"
- Робби, малыш, - ударил он меня по плечу, - что это сегодня с тобой ?
- Ничего, Фердинанд, - ответил я. - И в этом весь ужас.

Какое-то время он разглядывал меня молча, а потом переспросил.
- Ничего? Но ведь это немало! Ничто- это зеркало, в котором виден весь мир. Ничто - это все.

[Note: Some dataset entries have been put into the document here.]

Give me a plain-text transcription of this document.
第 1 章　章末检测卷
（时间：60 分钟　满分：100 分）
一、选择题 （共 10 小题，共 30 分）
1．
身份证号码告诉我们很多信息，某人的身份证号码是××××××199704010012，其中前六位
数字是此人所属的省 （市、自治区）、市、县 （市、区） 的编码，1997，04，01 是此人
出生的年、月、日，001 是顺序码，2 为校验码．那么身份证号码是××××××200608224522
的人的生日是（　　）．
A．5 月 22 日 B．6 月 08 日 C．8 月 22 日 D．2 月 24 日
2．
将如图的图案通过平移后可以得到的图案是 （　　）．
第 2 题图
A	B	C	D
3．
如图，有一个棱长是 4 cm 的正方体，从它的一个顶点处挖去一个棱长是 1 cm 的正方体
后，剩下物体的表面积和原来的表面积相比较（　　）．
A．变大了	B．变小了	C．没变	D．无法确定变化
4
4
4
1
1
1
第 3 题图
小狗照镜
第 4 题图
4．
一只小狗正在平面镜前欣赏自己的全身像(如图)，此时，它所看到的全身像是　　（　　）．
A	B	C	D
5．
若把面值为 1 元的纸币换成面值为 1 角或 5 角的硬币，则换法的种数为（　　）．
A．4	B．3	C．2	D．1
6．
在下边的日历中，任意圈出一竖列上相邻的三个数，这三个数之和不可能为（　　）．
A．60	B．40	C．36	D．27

-Браво! - воскликнул Ленц. - Необычайно оригинальная мысль. Фердинанд!
- Сиди спокойно, Готфрид! - Фердинанд повернул к нему свою могучую голову. - Романтики вроде тебя - всего лишь восторженные попрыгунчики на краю жизни. Делать сенсации из своих заблуждений - это все, на что вы способны. Что тебе, кузнечику, известно о Ничто?
- Ровно столько, чтобы хотелось оставаться кузнечиком, - заявил Ленц. - Приличные люди относятся с почтением к Ничто, Фердинанд. Не роются в нем, как кроты.
Грау уставился на него.
- Твое здоровье, - сказал Готфрид.
- Твое здоровье - ответил Фердинанд. - Твое здоровье, затычка!
Они осушили бокалы.
- Хотел бы и я быть затычкой - сказал я. - Что бы все делать правильно и что-бы все удавалось. Хоть какое-то время.
- Вероотступник! - Фердинанд откинулся в кресле так, что оно затрещало. - Хочешь стать дезертиром? Предать братство??
- Нет, - сказал я, - никого я не хочу предавать. Но мне бы хотелось, чтобы не все у нас шло вкривь и вкось.
Фердинанд подался вперед. Его огромное, диковатое лицо дрожало.
- Зато ты наш брат, член нашего ордена - ордена неудачников и недотеп. Зато ты тоже рыцарь бесцельных желаний, безпричинной тоски, безблагодатной любви и бессмысленых самотерзаний! - Он улыбнулся. - Ты член тайного братства, которое скорее подохнет, чем станет делать карьеру, которое скорее проиграет, профинтит, пропукает свою жизнь, чем исказит или позабудет недосягаемый образ, - тот образ, брат, который члены ордена носят в сердцах, куда он неистребимо впечатался в те часы, дни и ночи, когда небыло ничего, кроме голой жизни и голой смерти.
...(...)
- Завести еще патефон? - спросил Фред.
- Нет, - сказал Ленц, - Выкини его на помойку и принеси нам стаканы побольше. Потом убавь освещение наполовину, выдай нам несколько бутылок и изчесзни у себя за перегородкой.
Фред кивнул и выключил верхний свет. Остались гореть только маленькие лампочки под пергаментными абажурами из старинных карт. Ленц наполнил стаканы.
- Выпьем, братцы? зато, что мы живы! За то, что мы дышим! За то, что мы так сильно чувствуем жизнь, что даже не знаем, что нам с ней делать.
..."
(с) Три товарища. Ремарк.

эту сцену я хорошо помню, она была пожалуй самой любимой (не считая марша нацистов) и экспрессивной, мне тогда было лет 8-9, и наш выход был чуть позже этой сцены, потому когда ее играли мы были за кулисами и в дословности тысячи раз я слышала эту фразу, взятую из книги практически без изменений. Надо сказать не много таких фраз было в спектакле. И вот раз за разом, я не видела, что там происходила и не знала о чем они говорят, но жесткий грубый и очень громкий и эксперссивный (с каплей иронии и сарказма) голос твердил эти истины как будто какое-то религиозное призвание, особенный акцент делая на слове "пропукаем".
пожалуй, очень показательный момент.